While sentiment across the cryptocurrency industry’s multitude of communities is rather buoyant, there have been two exceptions: those embroiled in the QuadrigaCX debacle and victims of the Cryptopia hack. But, those in the latter group were able to breathe a much-needed sigh of relief on Tuesday, as the New Zealand altcoin-centric exchange revealed that it had partially relaunched trading.
Yet, Cryptopia’s situation is all too cut and dried, as some users reported a loss in their exchange holdings. They call this a “haircut,” and it’s rather reminiscent of the Bitfinex hack of yesteryear.
Cryptopia Begins To Get Back On Its Feet
Cryptopia, a once well-known exchange, suffered a brutal hack in mid-January. Blockchain researchers claimed that the Christchurch-based company lost upwards of $16 million in Ethereum, ERC-20 tokens, and an array of unnamed digital assets. As the firm attempted to cool the hot water it was standing it, company representatives kept their mouth shut.
But, in the middle of February, local authorities gave the exchange an A-OK to resume trading. And since then, Cryptopia has begun to rebuild its platform, slowly putting the bricks down for a new, improved, and dramatically more secure iteration of its offering.
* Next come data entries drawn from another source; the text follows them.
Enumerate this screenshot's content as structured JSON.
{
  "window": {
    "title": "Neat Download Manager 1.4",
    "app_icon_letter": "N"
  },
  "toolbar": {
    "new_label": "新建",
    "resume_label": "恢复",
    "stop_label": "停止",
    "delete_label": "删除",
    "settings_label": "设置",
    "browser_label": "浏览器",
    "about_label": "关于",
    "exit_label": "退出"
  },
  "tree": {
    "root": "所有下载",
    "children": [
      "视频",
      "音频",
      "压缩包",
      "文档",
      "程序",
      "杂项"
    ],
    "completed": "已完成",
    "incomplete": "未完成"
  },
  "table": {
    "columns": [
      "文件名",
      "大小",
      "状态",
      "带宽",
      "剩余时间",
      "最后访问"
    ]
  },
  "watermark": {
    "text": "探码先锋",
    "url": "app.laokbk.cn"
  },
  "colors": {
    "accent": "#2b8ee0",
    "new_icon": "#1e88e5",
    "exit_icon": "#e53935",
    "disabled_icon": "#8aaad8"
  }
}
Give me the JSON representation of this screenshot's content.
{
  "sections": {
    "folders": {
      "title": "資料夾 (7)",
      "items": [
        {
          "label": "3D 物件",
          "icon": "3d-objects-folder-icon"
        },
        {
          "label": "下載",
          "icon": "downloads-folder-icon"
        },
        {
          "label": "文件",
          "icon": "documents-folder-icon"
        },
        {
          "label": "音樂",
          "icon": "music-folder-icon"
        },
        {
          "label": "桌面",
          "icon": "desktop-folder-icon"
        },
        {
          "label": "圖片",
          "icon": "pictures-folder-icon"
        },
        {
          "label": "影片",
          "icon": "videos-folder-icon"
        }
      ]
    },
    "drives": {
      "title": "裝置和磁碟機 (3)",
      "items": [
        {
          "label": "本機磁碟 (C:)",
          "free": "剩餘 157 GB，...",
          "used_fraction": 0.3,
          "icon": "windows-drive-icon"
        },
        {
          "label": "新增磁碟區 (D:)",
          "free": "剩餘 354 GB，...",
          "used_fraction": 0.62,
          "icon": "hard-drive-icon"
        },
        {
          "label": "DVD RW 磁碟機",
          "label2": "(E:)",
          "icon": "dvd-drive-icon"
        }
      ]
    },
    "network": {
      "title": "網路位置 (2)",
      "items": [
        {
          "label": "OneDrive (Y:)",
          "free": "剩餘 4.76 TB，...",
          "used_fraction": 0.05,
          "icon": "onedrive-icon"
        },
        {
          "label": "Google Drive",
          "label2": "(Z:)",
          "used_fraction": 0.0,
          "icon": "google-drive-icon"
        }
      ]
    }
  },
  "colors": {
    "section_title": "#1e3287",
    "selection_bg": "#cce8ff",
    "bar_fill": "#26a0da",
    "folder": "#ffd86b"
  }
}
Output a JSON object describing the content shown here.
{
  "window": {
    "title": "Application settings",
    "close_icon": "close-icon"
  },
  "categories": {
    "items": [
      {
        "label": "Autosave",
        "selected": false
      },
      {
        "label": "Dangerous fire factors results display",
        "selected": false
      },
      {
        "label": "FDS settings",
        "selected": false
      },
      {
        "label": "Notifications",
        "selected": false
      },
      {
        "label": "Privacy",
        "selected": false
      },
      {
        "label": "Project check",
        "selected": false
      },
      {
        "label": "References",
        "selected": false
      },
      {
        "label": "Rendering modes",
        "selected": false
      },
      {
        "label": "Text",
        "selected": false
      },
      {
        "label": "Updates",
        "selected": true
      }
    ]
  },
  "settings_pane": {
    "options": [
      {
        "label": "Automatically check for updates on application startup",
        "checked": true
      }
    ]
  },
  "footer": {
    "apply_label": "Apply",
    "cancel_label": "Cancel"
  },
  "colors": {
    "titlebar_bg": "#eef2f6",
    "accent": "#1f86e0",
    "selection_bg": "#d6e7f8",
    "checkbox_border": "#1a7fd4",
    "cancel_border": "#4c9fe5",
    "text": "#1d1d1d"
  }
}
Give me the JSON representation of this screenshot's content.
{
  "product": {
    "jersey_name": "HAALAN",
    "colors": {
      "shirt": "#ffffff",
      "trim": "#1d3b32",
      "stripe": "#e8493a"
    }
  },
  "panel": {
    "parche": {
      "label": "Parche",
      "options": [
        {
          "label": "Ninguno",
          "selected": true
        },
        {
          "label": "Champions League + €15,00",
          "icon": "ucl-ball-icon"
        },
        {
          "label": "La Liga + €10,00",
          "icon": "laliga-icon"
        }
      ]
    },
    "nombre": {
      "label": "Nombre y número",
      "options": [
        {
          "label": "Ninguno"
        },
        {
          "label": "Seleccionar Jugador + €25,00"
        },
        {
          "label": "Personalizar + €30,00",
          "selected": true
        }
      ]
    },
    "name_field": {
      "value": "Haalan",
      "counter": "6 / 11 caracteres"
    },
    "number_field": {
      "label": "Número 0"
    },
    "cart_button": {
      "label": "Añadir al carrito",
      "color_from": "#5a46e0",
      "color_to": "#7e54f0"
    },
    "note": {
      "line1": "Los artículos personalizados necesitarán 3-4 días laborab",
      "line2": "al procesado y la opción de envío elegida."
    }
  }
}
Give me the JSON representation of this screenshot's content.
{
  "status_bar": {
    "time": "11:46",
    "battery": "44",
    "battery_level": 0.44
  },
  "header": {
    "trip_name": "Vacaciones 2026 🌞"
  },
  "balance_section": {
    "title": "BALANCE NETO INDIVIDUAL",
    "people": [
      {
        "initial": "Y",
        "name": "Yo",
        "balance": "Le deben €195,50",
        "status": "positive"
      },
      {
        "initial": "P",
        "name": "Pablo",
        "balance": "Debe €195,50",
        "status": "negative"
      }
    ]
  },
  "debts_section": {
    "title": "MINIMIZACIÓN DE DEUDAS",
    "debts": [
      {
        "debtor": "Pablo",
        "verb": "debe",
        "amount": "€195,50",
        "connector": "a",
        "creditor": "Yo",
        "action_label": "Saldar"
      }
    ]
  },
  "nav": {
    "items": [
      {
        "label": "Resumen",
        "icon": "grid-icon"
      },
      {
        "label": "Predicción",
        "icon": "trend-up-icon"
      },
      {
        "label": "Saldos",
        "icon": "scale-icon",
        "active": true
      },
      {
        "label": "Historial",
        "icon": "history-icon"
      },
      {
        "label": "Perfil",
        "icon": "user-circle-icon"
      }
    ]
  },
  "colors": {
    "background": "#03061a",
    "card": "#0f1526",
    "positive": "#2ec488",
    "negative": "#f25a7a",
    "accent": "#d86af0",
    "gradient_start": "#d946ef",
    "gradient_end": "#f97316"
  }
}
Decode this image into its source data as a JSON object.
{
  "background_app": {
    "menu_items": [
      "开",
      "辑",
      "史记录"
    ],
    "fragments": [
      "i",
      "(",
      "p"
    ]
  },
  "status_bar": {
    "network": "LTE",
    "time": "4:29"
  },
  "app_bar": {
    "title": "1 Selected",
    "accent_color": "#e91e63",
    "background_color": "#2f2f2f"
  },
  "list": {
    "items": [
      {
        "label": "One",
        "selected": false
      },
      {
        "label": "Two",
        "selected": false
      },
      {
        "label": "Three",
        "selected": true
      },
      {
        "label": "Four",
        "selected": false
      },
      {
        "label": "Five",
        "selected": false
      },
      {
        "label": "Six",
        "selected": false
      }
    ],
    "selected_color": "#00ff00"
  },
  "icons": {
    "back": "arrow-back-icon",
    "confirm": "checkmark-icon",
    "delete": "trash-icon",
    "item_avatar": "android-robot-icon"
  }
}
The startup launched a read-only iteration of its website two weeks back, giving users their first look in months at the exchange they once held dear. While many were underwhelmed by the process, Cryptopia finally reactivated trading on Tuesday. In a Twitter update posted recently, the team wrote:
Update: We have resumed trading on 40 trade pairs that we have quantified as secure. We will continue to expand this list as we clear more coins.
— Cryptopia Exchange (@Cryptopia_NZ) March 19, 2019
By and large, Cryptopia’s clients were pleased, posting cheery quips in response to the above tweet. However, there are still many facets of the platform that are surrounded by yellow tape. According to a Cryptopia letter, emailed to its clientele last week, deposits are still shuttered due to the exchange’s newfangled wallet solution. And as hinted at earlier, there still remain a mass of altcoins pairs that remain inactivated, as Cryptopia presumably assesses the logistic viability of introducing support for over 450 cryptocurrencies to its upgraded server.
What’s worst, however, is the haircut that Cryptopia’s users were greeted with when they opened their accounts. Cryptopia’s website states that all users with Bitcoin will have their holdings subject to a 14.04% haircut, meaning that a trader holding one BTC of the time of the hack will see their balance dwindle to 0.8596 BTC. Litecoin balances are reported to have received a 43% haircut. And Ethereum balances, which the hack’s executors seemingly targeted, were wiped off the face of the Earth through a 100% haircut.
Yet, Cryptopia has promised that there will be a rebate program. In the aforementioned email, Cryptopia C-suite member Rob Dawson wrote that for each hack-related withdrawal, users will receive Cryptopia Loss Marker (CLM), a digital representation of the value of a client’s assets lost in the attack. Dawson elaborates:
“CLM is not a coin, it can’t be traded as yet, it is just a number in the database that represents the loss for each coin for each user in $NZD at the time of the event.”
Although some cynics claim that CLM is just Cryptopia’s way to slyly avoid paying back the victims of this multi-million dollar attack, a precedent has been set for the success of this medium of reimbursement.
In 2016, Bitfinex, then one of the world’s largest cryptocurrency exchanges, lost $72 million worth of BItcoin in a surprising hack. Like in Cryptopia’s case, traders using the Hong Kong-headquartered platform took a “generalized” haircut, with this one being a platform-wide 36%. Bitfinex went on to establish a reimbursement token, BFX, before buying back the tokens at their $1 face value in the months that followed the August hack.
It isn’t clear whether Cryptopia will follow in the footsteps of Bitfinex, but victims of the hack are surely riding on it.